Eco-friendly bag producer EcoAd raises first round of equity investment
Pune-based EcoAd started their business in one of the most crucial sectors in India – waste management – working to reduce the usage of highly polluting plastic bags. Women who would otherwise have no income, are employed by the team to produce paper bags and customize them with the brand of the local stores where the bags are eventually sold.
Swapnil Chaturvedi, Founder and Director of Samagra Sanitation, Ashoka Fellow, and supporter of the Gates Foundation, which funds him, granted the first round of investments to the company.
Since the last time we spoke with the team, they started supplying local stores in other cities like Mumbai, Hyderabad, Chennai, Mangalore, and Bangalore reaching 80 costumers. The women employed to produce the bags are for the moment based only in Pune, but the team is planning to establish a production base in Mumbai as well.
EcoAd is now operationally profitable and is planning to scale to increase the income of the organization as a whole. The market they can capture is indeed quite broad. Only in Pune six crore of plastic bags are used every month, “we are aiming to capture a significant portion of that in the next six quarters” says the Founder Rohit Nayak.

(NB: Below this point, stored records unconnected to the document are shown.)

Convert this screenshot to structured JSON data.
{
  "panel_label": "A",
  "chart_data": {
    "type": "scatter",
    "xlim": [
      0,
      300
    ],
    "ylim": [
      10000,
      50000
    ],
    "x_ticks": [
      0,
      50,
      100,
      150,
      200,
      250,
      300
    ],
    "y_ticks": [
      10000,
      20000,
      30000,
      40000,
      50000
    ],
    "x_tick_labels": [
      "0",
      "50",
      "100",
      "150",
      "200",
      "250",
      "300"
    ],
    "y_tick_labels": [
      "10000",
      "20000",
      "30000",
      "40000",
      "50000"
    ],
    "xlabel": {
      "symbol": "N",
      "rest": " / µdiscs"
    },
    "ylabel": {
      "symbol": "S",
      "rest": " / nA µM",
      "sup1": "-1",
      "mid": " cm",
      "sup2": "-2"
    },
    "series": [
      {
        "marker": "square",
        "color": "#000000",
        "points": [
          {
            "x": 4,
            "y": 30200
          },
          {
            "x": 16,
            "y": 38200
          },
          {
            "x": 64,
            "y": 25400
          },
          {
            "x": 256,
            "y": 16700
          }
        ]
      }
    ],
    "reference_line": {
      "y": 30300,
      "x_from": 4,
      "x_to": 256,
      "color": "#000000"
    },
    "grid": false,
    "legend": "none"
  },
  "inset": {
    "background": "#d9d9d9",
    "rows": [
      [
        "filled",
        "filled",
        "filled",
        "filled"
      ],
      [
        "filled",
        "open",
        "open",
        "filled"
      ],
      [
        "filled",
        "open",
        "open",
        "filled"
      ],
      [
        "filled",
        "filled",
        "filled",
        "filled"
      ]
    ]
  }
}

With the new funding, EcoAd is planning to strengthen and expand their partnerships, increase the team, and invest in marketing. This latter point is fundamental because so far changing the mentality of customers and final users has been a challenge for them. Marketing initiatives will help them not only to advertise their products, but to impact the social behavior which is still quite insensitive regarding the environmental consequences of using plastic bags.
More than anything thou, the team’s motivation is highly fuelled by the rewards they have achieved so far. “There are two things which make us proud,” says Nayak “firstly, we have contributed to reduce the usage of plastic bags in Pune. Citizens use 3.5. lakh plastic bags less every month and, although the problem is far from being solved, we feel good about doing something to solve the issue.” Secondly, the women employed to produce the bags have uplifted their standard of life; according to Nayank, the income they earn contributes to empower them and they can spend on education and healthcare for their families.